May We Never Forget The Fallen – Memorial Day 2023

Celebrated on the last Monday in May every year, Memorial Day is one of the most important memorial holidays recognized in the United States.

It is the day to remember all those who gave their lives in military service to protect America’s freedom in the many conflicts that United States troops have fought.

From as early as the Civil War to present-day conflicts, it is a day for American citizens to say thanks and recognize the ultimate sacrifice that U.S. military members have made.

Memorial Day this year falls on Monday, May 29, 2023.

The Early Days of Memorializing The Civil War

Though Memorial Day would not be recognized as an official federal holiday until 1971, memorial events remembering the war dead have been happening in the United States since 1866, shortly after the end of the Civil War.

The practice of decorating the graves of Civil War soldiers started in the South and became a slowly-spreading tradition among the people in small southern towns, eventually being called Decoration Day and then Memorial Day by the 1900s.

To date, numerous small towns and cities all claim to be the “birthplace” of the tradition that eventually became Memorial Day, but in all likelihood, many of these towns started their traditions around the same time.

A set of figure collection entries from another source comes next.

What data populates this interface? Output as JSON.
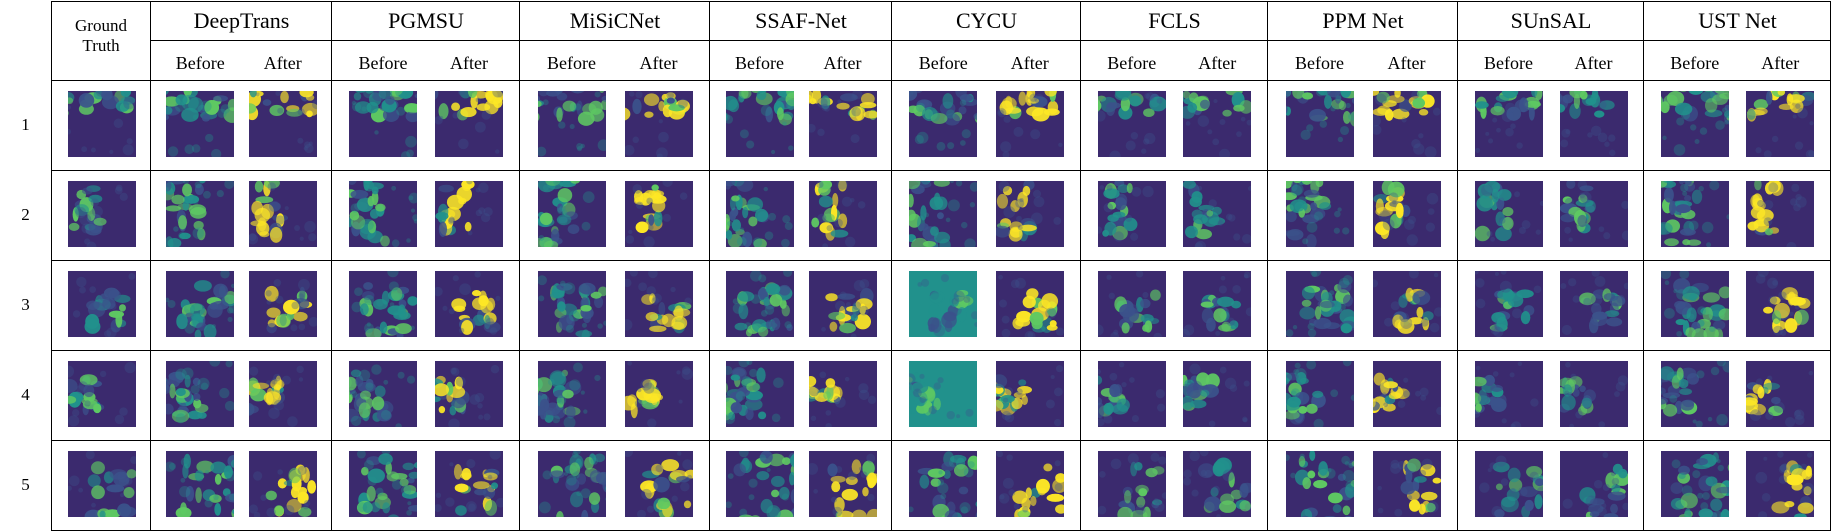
{
  "figure": {
    "ground_truth_label": "Ground Truth",
    "methods": [
      {
        "name": "DeepTrans"
      },
      {
        "name": "PGMSU"
      },
      {
        "name": "MiSiCNet"
      },
      {
        "name": "SSAF-Net"
      },
      {
        "name": "CYCU"
      },
      {
        "name": "FCLS"
      },
      {
        "name": "PPM Net"
      },
      {
        "name": "SUnSAL"
      },
      {
        "name": "UST Net"
      }
    ],
    "sub_labels": [
      "Before",
      "After"
    ],
    "rows": [
      "1",
      "2",
      "3",
      "4",
      "5"
    ]
  },
  "colormap": {
    "name": "viridis",
    "low": "#440154",
    "dark": "#3b2a6e",
    "mid_blue": "#3b528b",
    "teal": "#21918c",
    "green": "#5ec962",
    "yellow": "#fde725"
  }
}
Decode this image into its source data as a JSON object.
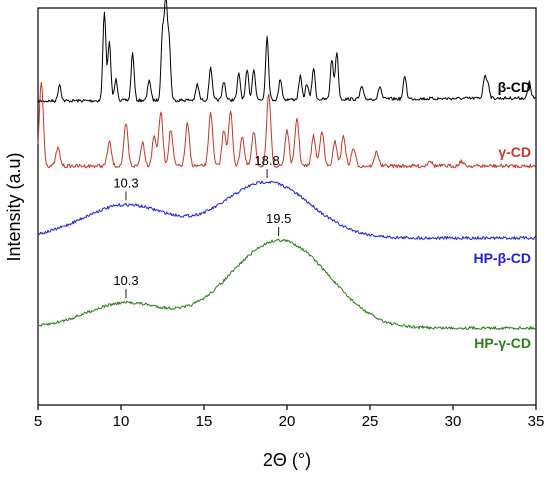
{
  "chart_data": {
    "type": "line",
    "title": "",
    "xlabel": "2Θ (°)",
    "ylabel": "Intensity (a.u)",
    "xlim": [
      5,
      35
    ],
    "x_ticks": [
      5,
      10,
      15,
      20,
      25,
      30,
      35
    ],
    "y_ticks_shown": false,
    "grid": false,
    "legend": "none",
    "series": [
      {
        "name": "β-CD",
        "color": "#000000",
        "peaks": [
          {
            "x": 6.3,
            "h": 0.16
          },
          {
            "x": 9.0,
            "h": 0.85
          },
          {
            "x": 9.3,
            "h": 0.55
          },
          {
            "x": 9.7,
            "h": 0.2
          },
          {
            "x": 10.7,
            "h": 0.45
          },
          {
            "x": 11.7,
            "h": 0.2
          },
          {
            "x": 12.5,
            "h": 0.62
          },
          {
            "x": 12.7,
            "h": 0.9
          },
          {
            "x": 12.9,
            "h": 0.55
          },
          {
            "x": 14.6,
            "h": 0.15
          },
          {
            "x": 15.4,
            "h": 0.32
          },
          {
            "x": 16.2,
            "h": 0.18
          },
          {
            "x": 17.1,
            "h": 0.25
          },
          {
            "x": 17.6,
            "h": 0.28
          },
          {
            "x": 18.0,
            "h": 0.3
          },
          {
            "x": 18.8,
            "h": 0.6
          },
          {
            "x": 19.6,
            "h": 0.2
          },
          {
            "x": 20.8,
            "h": 0.22
          },
          {
            "x": 21.2,
            "h": 0.15
          },
          {
            "x": 21.6,
            "h": 0.3
          },
          {
            "x": 22.7,
            "h": 0.38
          },
          {
            "x": 23.0,
            "h": 0.45
          },
          {
            "x": 24.5,
            "h": 0.12
          },
          {
            "x": 25.6,
            "h": 0.12
          },
          {
            "x": 27.1,
            "h": 0.22
          },
          {
            "x": 31.9,
            "h": 0.2
          },
          {
            "x": 32.1,
            "h": 0.15
          },
          {
            "x": 34.6,
            "h": 0.15
          }
        ]
      },
      {
        "name": "γ-CD",
        "color": "#c0392b",
        "peaks": [
          {
            "x": 5.2,
            "h": 0.7
          },
          {
            "x": 6.2,
            "h": 0.15
          },
          {
            "x": 9.3,
            "h": 0.2
          },
          {
            "x": 10.3,
            "h": 0.35
          },
          {
            "x": 11.3,
            "h": 0.2
          },
          {
            "x": 12.0,
            "h": 0.25
          },
          {
            "x": 12.4,
            "h": 0.45
          },
          {
            "x": 13.0,
            "h": 0.3
          },
          {
            "x": 14.0,
            "h": 0.35
          },
          {
            "x": 15.4,
            "h": 0.45
          },
          {
            "x": 16.2,
            "h": 0.3
          },
          {
            "x": 16.6,
            "h": 0.45
          },
          {
            "x": 17.3,
            "h": 0.25
          },
          {
            "x": 18.0,
            "h": 0.28
          },
          {
            "x": 18.9,
            "h": 0.6
          },
          {
            "x": 20.0,
            "h": 0.3
          },
          {
            "x": 20.6,
            "h": 0.4
          },
          {
            "x": 21.6,
            "h": 0.25
          },
          {
            "x": 22.1,
            "h": 0.3
          },
          {
            "x": 22.9,
            "h": 0.2
          },
          {
            "x": 23.4,
            "h": 0.25
          },
          {
            "x": 24.0,
            "h": 0.15
          },
          {
            "x": 25.4,
            "h": 0.12
          },
          {
            "x": 28.6,
            "h": 0.05
          },
          {
            "x": 30.5,
            "h": 0.04
          }
        ]
      },
      {
        "name": "HP-β-CD",
        "color": "#2020d8",
        "peaks": [
          {
            "x": 10.3,
            "h": 0.33
          },
          {
            "x": 18.8,
            "h": 0.56
          }
        ]
      },
      {
        "name": "HP-γ-CD",
        "color": "#2e7d1e",
        "peaks": [
          {
            "x": 10.3,
            "h": 0.25
          },
          {
            "x": 17.5,
            "h": 0.32
          },
          {
            "x": 19.5,
            "h": 0.38
          },
          {
            "x": 21.3,
            "h": 0.36
          }
        ]
      }
    ],
    "annotations": [
      {
        "text": "10.3",
        "series": "HP-β-CD",
        "x": 10.3
      },
      {
        "text": "18.8",
        "series": "HP-β-CD",
        "x": 18.8
      },
      {
        "text": "10.3",
        "series": "HP-γ-CD",
        "x": 10.3
      },
      {
        "text": "19.5",
        "series": "HP-γ-CD",
        "x": 19.5
      }
    ]
  }
}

Since most of the fighting had occurred in the southern states, it was the deceased soldiers from the Confederate Army who received attention from the family members and townspeople that initiated the tradition of decorating graves in their memory.

Deceased Union Army soldiers were buried in separate sections of the same private resting grounds and were generally ignored because they had been the enemy fighting against the Confederate soldiers.

The Battle of Shiloh and the Start of A Broader Memorial Tradition

The Battle of Shiloh was one of the major and bloodiest battles of the Civil War that left approximately 23,700 soldiers from both sides of the conflict dead or wounded.

Though many of those deceased were buried in mass graves at the battle site and others would eventually make their way to the Shiloh National Cemetery in Tennessee years later, those deceased who made it to their hometowns were among those celebrated the years following the battle that happened in 1862.

The acceptance of celebrating all the war dead began to spread in 1866 when a group of women in Columbus, Mississippi began decorating the graves of Confederate soldiers killed during the Battle of Shiloh.

Upon seeing the ignored and unvisited graves of some Union soldiers buried in their own section of the burial ground, these women took pity and laid some flowers for them as well.

Though the way the Union graves had been ignored for many years was a known practice, one woman named Augusta Sykes Cox had petitioned the women’s committee that handled the grave decorating that the Union soldiers should be recognized as well.

On April 25, 1866, she convinced them to also drop a flower on each of the Union graves while they decorated the Confederate ones for the sake of the mothers and wives of the Union war dead who weren’t there to do that themselves.

Like other traditions, this one also spread as the Decoration Day remembrance of all soldiers became more ingrained in both the North and the South.